Tuesday, January 21, 2020

But what if you really want to push a stack frame?

If you really don't want tail recursion, the solution is simple: don't put the call in “tail position”. We define a rather trivial function dont-tail-call and use it like this:
(dont-tail-call
  (foo x))
The semantics of Scheme are that the arguments are evaluated before the call to the function, so the call to foo is required to occur before the call to dont-tail-call which necessitates allocation of a continuation.

But what about a really clever compiler that somehow “optimizes” away the call to dont-tail-call? Such an “optimization” is highly questionable because it changes the observable semantics of the program so it is no longer call-by-value. A compiler that performed that transformation wouldn't be a Scheme compiler because Scheme is a call-by-value language.

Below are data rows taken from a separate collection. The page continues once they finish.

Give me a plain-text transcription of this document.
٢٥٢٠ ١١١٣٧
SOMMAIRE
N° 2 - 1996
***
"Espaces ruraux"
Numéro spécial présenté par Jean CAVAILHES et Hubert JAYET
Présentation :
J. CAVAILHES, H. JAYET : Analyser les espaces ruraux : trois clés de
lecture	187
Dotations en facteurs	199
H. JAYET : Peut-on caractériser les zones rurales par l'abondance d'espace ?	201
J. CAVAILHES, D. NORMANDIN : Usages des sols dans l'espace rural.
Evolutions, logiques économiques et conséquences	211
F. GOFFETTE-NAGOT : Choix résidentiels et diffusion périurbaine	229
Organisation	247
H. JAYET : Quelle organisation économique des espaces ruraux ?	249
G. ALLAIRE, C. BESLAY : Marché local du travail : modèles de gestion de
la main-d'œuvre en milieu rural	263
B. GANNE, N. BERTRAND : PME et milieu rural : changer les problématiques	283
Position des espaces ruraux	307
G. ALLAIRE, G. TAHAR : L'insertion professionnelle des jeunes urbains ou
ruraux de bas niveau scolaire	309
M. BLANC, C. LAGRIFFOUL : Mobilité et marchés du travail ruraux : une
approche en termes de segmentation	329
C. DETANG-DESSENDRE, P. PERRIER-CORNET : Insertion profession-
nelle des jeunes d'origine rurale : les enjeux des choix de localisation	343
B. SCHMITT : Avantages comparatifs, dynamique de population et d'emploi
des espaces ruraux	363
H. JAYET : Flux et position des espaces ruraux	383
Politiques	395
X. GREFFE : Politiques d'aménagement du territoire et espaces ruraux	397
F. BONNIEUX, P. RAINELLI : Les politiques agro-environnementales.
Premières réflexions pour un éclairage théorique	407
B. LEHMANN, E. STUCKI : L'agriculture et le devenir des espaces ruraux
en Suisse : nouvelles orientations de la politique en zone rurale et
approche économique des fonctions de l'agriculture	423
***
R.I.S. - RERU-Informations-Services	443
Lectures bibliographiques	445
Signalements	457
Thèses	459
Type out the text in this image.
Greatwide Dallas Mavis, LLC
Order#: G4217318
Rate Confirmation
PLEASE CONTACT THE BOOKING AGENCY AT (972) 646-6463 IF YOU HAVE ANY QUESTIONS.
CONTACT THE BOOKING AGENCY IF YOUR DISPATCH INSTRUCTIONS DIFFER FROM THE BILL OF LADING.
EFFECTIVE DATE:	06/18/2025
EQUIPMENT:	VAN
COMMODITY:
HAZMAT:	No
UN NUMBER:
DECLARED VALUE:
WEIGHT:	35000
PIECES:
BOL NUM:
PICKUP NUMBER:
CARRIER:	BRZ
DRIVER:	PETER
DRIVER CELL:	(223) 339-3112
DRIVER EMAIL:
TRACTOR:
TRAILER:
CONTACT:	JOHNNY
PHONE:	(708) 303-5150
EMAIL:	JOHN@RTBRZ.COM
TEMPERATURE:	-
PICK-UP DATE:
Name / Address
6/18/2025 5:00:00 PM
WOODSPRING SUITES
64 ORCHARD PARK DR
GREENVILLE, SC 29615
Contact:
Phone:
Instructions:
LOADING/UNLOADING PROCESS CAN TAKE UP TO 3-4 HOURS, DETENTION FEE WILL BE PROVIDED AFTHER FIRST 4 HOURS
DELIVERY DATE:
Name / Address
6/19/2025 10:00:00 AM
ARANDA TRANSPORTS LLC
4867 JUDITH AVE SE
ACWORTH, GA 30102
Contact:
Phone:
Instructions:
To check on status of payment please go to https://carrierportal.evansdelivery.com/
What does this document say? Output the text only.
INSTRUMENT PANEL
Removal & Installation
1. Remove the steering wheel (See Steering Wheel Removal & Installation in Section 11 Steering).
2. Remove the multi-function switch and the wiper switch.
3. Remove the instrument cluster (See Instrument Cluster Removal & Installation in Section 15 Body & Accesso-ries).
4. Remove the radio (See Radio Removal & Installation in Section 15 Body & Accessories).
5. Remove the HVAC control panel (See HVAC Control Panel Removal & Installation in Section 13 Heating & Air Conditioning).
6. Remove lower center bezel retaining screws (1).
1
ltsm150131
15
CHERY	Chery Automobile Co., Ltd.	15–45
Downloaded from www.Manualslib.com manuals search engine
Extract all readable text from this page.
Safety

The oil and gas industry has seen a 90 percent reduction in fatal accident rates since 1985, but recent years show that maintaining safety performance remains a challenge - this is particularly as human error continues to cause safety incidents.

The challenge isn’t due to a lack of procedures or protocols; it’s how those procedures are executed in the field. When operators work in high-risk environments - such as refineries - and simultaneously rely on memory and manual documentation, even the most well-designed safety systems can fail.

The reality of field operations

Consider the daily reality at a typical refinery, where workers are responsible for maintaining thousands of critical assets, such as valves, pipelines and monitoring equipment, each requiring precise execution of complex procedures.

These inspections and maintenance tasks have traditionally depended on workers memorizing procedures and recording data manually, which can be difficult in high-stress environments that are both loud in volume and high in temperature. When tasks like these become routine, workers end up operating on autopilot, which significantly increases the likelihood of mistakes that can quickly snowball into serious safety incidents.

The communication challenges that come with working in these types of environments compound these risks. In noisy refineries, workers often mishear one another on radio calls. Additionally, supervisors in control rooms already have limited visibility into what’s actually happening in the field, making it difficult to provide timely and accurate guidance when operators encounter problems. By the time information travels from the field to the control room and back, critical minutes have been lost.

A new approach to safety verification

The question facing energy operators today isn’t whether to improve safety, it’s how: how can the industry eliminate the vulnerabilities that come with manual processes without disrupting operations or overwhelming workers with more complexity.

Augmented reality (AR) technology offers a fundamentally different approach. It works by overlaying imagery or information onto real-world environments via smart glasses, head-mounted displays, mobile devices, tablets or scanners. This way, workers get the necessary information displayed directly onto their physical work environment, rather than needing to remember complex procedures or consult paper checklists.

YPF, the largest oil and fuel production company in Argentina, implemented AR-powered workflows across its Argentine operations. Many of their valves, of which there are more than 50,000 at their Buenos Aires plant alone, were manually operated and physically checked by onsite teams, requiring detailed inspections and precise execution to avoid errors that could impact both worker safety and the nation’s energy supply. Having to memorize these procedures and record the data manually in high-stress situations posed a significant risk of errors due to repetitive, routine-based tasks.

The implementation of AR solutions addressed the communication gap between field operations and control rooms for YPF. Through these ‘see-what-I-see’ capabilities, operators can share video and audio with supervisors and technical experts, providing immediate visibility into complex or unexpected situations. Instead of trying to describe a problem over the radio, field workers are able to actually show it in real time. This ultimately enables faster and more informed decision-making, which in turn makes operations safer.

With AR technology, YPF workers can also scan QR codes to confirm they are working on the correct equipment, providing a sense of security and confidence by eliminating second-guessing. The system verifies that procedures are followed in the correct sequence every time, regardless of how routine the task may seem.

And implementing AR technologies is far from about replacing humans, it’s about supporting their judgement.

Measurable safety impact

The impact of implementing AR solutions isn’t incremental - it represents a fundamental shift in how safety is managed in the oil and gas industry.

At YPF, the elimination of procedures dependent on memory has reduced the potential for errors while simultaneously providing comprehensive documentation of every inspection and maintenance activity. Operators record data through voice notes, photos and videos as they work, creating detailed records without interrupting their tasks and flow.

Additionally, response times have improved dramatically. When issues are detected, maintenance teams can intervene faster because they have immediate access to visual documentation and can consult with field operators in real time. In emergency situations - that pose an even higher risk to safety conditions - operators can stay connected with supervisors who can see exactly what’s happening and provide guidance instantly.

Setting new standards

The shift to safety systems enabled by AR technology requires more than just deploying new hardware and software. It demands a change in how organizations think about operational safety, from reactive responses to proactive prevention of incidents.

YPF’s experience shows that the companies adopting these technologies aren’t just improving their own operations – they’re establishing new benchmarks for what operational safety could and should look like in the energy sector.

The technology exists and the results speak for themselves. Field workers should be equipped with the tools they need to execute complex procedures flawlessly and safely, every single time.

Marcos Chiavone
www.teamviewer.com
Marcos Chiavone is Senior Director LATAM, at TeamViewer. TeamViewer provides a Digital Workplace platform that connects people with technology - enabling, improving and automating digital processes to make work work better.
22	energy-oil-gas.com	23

But what if we had really clever compiler and we disregard the change in semantics? We can easily thwart the compiler by deferring the definition of dont-tail-call until run time. Even the cleverest compiler cannot see into the future.

The definition of dont-tail-call is left to the reader, as is how to defer it's definition until run time.

2 comments:

John Cowan said...

R5/R7RS say at the end of section 3.5:


(lambda ()
  (if (g)
    (let ((x (h)))
      x)
    (and (g) (f))))


Note: Implementations are allowed, but not required,
to recognize that some non-tail calls, such as the call to h
above, can be evaluated as though they were tail calls.
In the example above, the let expression could
be compiled as a tail call to h.

(The possibility of h returning an unexpected number
of values can be ignored, because in that case the
effect of the let is explicitly unspecified and
implementation-dependent.)

Joe Marshall said...

If we simplify the example by getting rid of the if (which isn't relevant) and macroexpanding the let into lambda, we get ((lambda (x) x) (h)) which is simply the identity procedure applied to the value of (h). R5RS and R7RS apparently allow some exceptions to call-by-value semantics, and they give us an example of the identity procedure applied to an argument. This is a bit vague because they don't specify exactly when exceptions to call-by-value are allowed. They probably didn't intend to make it possible to transform ((lambda (x) (g) x) (h)) into (begin (g) (h)) because this would change the order in which side effects happen. If the operator weren't the identity procedure but a procedure dependent upon the value of (h), then clearly (h) has to be evaluated first. The operator could be the identity everywhere except one point dependent on the value of (h) and this would still require (h) to be evaluated first. Even if the operator did just compute the identity, if it had a side-effect dependent on the value of (h), then (h) would have to be evaluated first. If our compiler couldn't determine that the operator is the identity at compile time (or any time before application time), then (h) would have to be evaluated first.

All of these suggest implementation strategies for dont-tail-call that will prevent even the most aggressive Sufficiently Smart Compiler with whole code analysis from eliding the call.